Final Fantasy Legend III tells the story of a group of children sent from the future to the present in order to grow up there, so they can go back to the future to destroy the Pureland Water Entity, some Cthulhu-esque being, from totally fucking up the future by flooding everything.
In order to stop this asshole, the heros of Final Fantasy Legend III need to travel through time and to other dimensions in order to get pieces for a time machine/jet type machine dubbed Talon. Having just played through this game, I couldn't tell you why exactly they needed the Talon for all of this beyond getting back to their original time, but gathering pieces for it was what needed to be done, so it was done. Ultimately your heros save the day, and in the process "save every generation that ever lived," (no small feat indeed). That's pretty much the entire plot as I remember it, and I just beat it this morning, and had been playing consistantly for two weeks. The plot beyond what I wrote is pretty weak. There is some dude named Sol (who I'm pretty sure is God) trying to stop the Water Entity too, and some other dude named Juniphar, or some such nonsense, who is appearently the main character's dad, but that plot nugget is revealed after you beat the last boss.
The plot is fairly irrealevant though, because this is an early 90's RPG before every RPG was a railroaded "playable" movie. This makes Final Fantasy Legend III fairly non-linear. I mean there is a plot, and ultimately there are things that need to be done before you go to other areas, but there are entire towns and dungeons that can totally be skipped without consequence. This is basically what I'm looking for in a RPG, and probably why Final Fantasy VI ranks as my favorite game of ever. I hate what RPGs, Final Fantasy in particular have become (or at least became when I last played one FFX for those keeping score). The railroad ride those games became was terrible.

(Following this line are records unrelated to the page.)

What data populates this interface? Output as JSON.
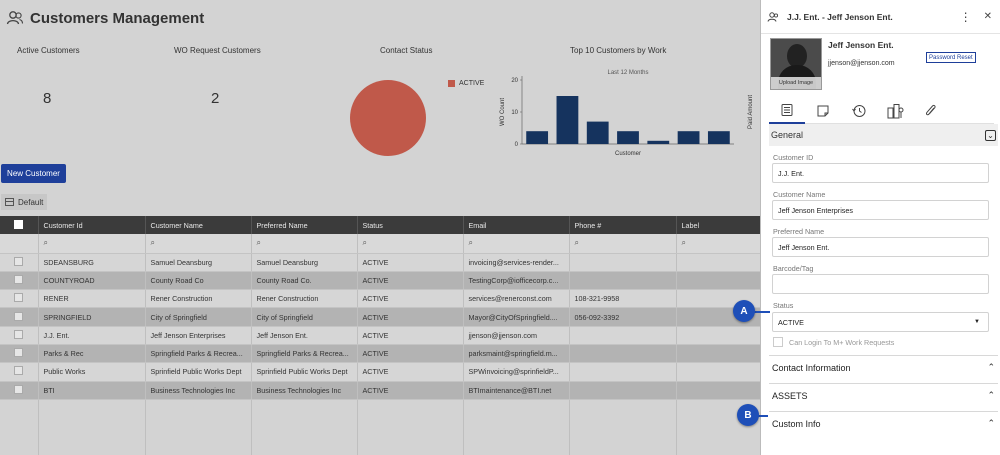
{
  "header": {
    "title": "Customers Management"
  },
  "kpis": [
    {
      "label": "Active Customers",
      "value": "8"
    },
    {
      "label": "WO Request Customers",
      "value": "2"
    },
    {
      "label": "Contact Status",
      "legend": "ACTIVE"
    },
    {
      "label": "Top 10 Customers by Work",
      "subtitle": "Last 12 Months"
    }
  ],
  "colors": {
    "accent": "#1e3f9a",
    "pie": "#c0594a",
    "bar": "#15335e"
  },
  "chart_data": [
    {
      "type": "pie",
      "title": "Contact Status",
      "labels": [
        "ACTIVE"
      ],
      "values": [
        8
      ]
    },
    {
      "type": "bar",
      "title": "Top 10 Customers by Work",
      "subtitle": "Last 12 Months",
      "xlabel": "Customer",
      "ylabel": "WO Count",
      "y2label": "Paid Amount",
      "yticks": [
        0,
        10,
        20
      ],
      "ylim": [
        0,
        20
      ],
      "values": [
        4,
        15,
        7,
        4,
        1,
        4,
        4
      ]
    }
  ],
  "actions": {
    "new_customer": "New Customer",
    "view": "Default"
  },
  "table": {
    "columns": [
      "Customer Id",
      "Customer Name",
      "Preferred Name",
      "Status",
      "Email",
      "Phone #",
      "Label"
    ],
    "rows": [
      [
        "SDEANSBURG",
        "Samuel Deansburg",
        "Samuel Deansburg",
        "ACTIVE",
        "invoicing@services-render...",
        "",
        ""
      ],
      [
        "COUNTYROAD",
        "County Road Co",
        "County Road Co.",
        "ACTIVE",
        "TestingCorp@iofficecorp.c...",
        "",
        ""
      ],
      [
        "RENER",
        "Rener Construction",
        "Rener Construction",
        "ACTIVE",
        "services@renerconst.com",
        "108-321-9958",
        ""
      ],
      [
        "SPRINGFIELD",
        "City of Springfield",
        "City of Springfield",
        "ACTIVE",
        "Mayor@CityOfSpringfield....",
        "056-092-3392",
        ""
      ],
      [
        "J.J. Ent.",
        "Jeff Jenson Enterprises",
        "Jeff Jenson Ent.",
        "ACTIVE",
        "jjenson@jjenson.com",
        "",
        ""
      ],
      [
        "Parks & Rec",
        "Springfield Parks & Recrea...",
        "Springfield Parks & Recrea...",
        "ACTIVE",
        "parksmaint@springfield.m...",
        "",
        ""
      ],
      [
        "Public Works",
        "Sprinfield Public Works Dept",
        "Sprinfield Public Works Dept",
        "ACTIVE",
        "SPWinvoicing@sprinfieldP...",
        "",
        ""
      ],
      [
        "BTI",
        "Business Technologies Inc",
        "Business Technologies Inc",
        "ACTIVE",
        "BTImaintenance@BTI.net",
        "",
        ""
      ]
    ]
  },
  "panel": {
    "title": "J.J. Ent. - Jeff Jenson Ent.",
    "name": "Jeff Jenson Ent.",
    "email": "jjenson@jjenson.com",
    "upload_label": "Upload Image",
    "password_reset": "Password Reset",
    "general": "General",
    "fields": {
      "customer_id_label": "Customer ID",
      "customer_id": "J.J. Ent.",
      "customer_name_label": "Customer Name",
      "customer_name": "Jeff Jenson Enterprises",
      "preferred_name_label": "Preferred Name",
      "preferred_name": "Jeff Jenson Ent.",
      "barcode_label": "Barcode/Tag",
      "barcode": "",
      "status_label": "Status",
      "status": "ACTIVE",
      "login_label": "Can Login To M+ Work Requests"
    },
    "sections": [
      "Contact Information",
      "ASSETS",
      "Custom Info"
    ]
  },
  "markers": [
    "A",
    "B"
  ]
}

The other thing I like about this game (and the Final Fantasy Legend Series in general) is the ability to change the race or your characters. Occassionally at the end of a battle, the enemies will leave behind meat or robotic parts which you can use on your part members to turn them into a variety of creatures. This hits a major RPG sweet-spot for me. Any game that allows you to alter your characters' classes or races has always scored big points with me. The ability to change your characters into Beasts, Monsters, Cyborgs, and Robots in Final Fantasy Legend III adds a lot of variety and allows for truly unique party make-ups (I personally rock a human, a cyborg, a robot, and a beast).

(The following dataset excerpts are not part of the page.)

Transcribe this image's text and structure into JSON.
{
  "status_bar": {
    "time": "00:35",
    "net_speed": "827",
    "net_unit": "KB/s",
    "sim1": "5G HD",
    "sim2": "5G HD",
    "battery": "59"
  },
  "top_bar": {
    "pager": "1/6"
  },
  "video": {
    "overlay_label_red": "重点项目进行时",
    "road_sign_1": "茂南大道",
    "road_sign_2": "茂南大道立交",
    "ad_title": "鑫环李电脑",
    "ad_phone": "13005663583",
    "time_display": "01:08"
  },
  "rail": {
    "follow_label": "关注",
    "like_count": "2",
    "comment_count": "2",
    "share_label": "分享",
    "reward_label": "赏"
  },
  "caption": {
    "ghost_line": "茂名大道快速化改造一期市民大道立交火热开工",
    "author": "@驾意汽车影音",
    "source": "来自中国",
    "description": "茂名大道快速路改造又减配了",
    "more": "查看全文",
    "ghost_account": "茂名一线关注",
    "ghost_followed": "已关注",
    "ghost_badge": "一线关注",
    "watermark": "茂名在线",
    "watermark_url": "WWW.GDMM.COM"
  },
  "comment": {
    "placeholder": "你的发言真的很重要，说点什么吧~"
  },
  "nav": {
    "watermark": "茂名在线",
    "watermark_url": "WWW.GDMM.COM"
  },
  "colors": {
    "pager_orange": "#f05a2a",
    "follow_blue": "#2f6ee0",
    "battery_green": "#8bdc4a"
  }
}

The game is not all cyborgs and optional dungeons though, there is a lot of stuff that honestly kind of sucks. Perhaps the most black hole-esque aspect in terms of pure suckitude is the translation. I honestly didn't remember it being this bad or thinking much about it in the early 90s when I played. Maybe because I did proof-reading as a job for awhile, or maybe because the quality of translations in video games has improved a ton, but the shittiness of the dialogue is very apparent now.
In most cases it doesn't matter, I mean who really cares if some random old man in a random town tells you the name of that town poorly, but the translation sometimes makes it difficult to know what you should actually be doing.
The other part of the game I thought was pretty poorly handled was the inventory menu. It's probably one of the most awkward inventory screens I've seen, and I've seen a lot of them. The thing that makes it terrible is that once equipped ever item looses it's icon that let's you know what it is, so you end up with a screen that says "Diamond" a bunch of times, which is all well and good until you find a helmet better than that Diamond Helmet and have to do trial and error until you find the proper slot so you can equip your phat new loot. Similarly weapons don't actually raise any statistics, so it's hard to know which weapons are actually upgrades for your dudes without some trial and error.
So I guess the most important thing is whether or not the game was fun. It's a pretty short game, compared to games du jour. I played for probably less than an hour a day for about two weeks (minus the weekends) when I beat it, but during those ten or twelve hours I did enjoy myself, showing that you don't need 3-D rendering, color, or even proper grammar to make a game enjoyable.